In a trend that has continued for the last few years, the peaks of activity on individual holiday shopping ‘fire sales,’ such as Black Friday, are smoothing out. It’s no longer a one-day event but increasingly spread over weeks and months to gain a competitive advantage.

Consumers increasingly rely on online channels to decide what (and where) to buy and research available options. While previous technological concerns for retailers focused simply on preparing for and staying operational during short-lived peaks in traffic, this activity is less predictable. The extended holiday sales period is not just about resilience but intelligence, analyzing customer journeys and buyer behavior, and adapting strategies throughout this extended period.

Also Read: Will Google Make Shopping Season Easier?

Setting up for success

At a base level, retailers need to prepare their systems to handle not just the high intensity of traffic but also the unpredictability of when these spikes will occur. When things go wrong, and service is impacted during a high-traffic sales period, retailers don’t have the luxury of days to find out what happened and fix it. Retailers should establish real-time monitoring, simulate user behavior, and test traffic loads well in advance to establish greater confidence in their ability to cruise smoothly over any issues caused by expected peaks in traffic.

This is where AI-driven monitoring and observability are proving valuable in an ecommerce environment. IT systems have become far more complex than humans can manage alone, so deploying AI is mandatory to prevent or resolve incidents. Ideally, retailers should strive to be in a position where AI can fix issues before they impact the customer experience, or at the very least, can provide the root cause, context, and solution to the IT team so that resolving incidents happens in the near real-time.

Data-driven insights will set the winners apart

In some respects, the holiday shopping rush is a high-intensity microcosm of year-long buying behaviors among returning customers. However, whether net-new customers or occasional spenders, retailers are battling to convert cautious or opportunistic purchases. A targeted and considered approach is paramount when discretionary spending is under pressure. The average cart abandonment rate is 66.5%, meaning most website visitors who put an item in their cart will leave without completing the purchase. Converting sales is becoming more difficult, but losing one is easier than ever.

By investing in IT observability, retailers can take several steps to prepare themselves to capitalize on the golden quarter. Every click, tap, or swipe on the customer journey tells a story. It’s crucial that retailers can see this journey from end to end, presented within the context of their wider business data, to build a picture of how every single customer is navigating and engaging with the sale, whether on the primary website or the brand’s mobile application. Snapshots of the customer experience are useful if they help to pinpoint an issue. Still, insight into the end-to-end digital customer journey allows you to build a picture of your customers’ behavior and implement proactive measures to capitalize on opportunities to increase sales.

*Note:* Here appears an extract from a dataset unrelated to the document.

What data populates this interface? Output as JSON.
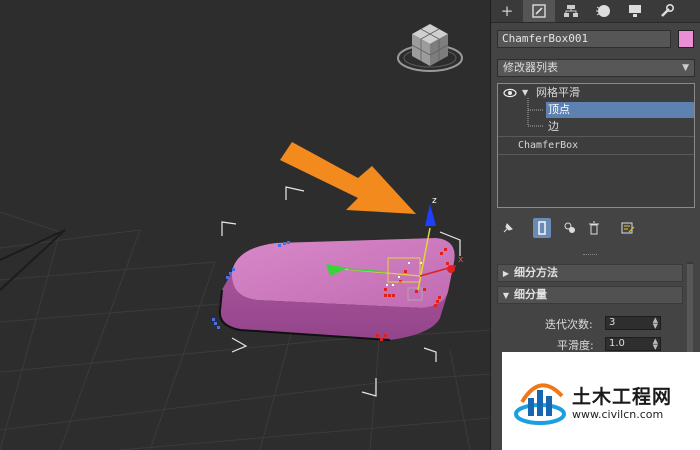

Retailers can capture and visually replay every user’s digital experience, flagging the friction points causing cart abandonment. Perhaps pages are difficult to navigate, mobile users respond differently to certain promotions, or certain payment options cause unnecessary friction. This detailed level of insight will set the winners apart, enabling them to deliver the most proactive, seamless, and precise digital experience to convert sales.

Also Read: Navigating the AI Revolution: A Retailer’s Guide

With abundant sales and customer experience data at their fingertips, retailers who invest in extracting insights and answers from that data will reap the greatest rewards this holiday shopping season and beyond.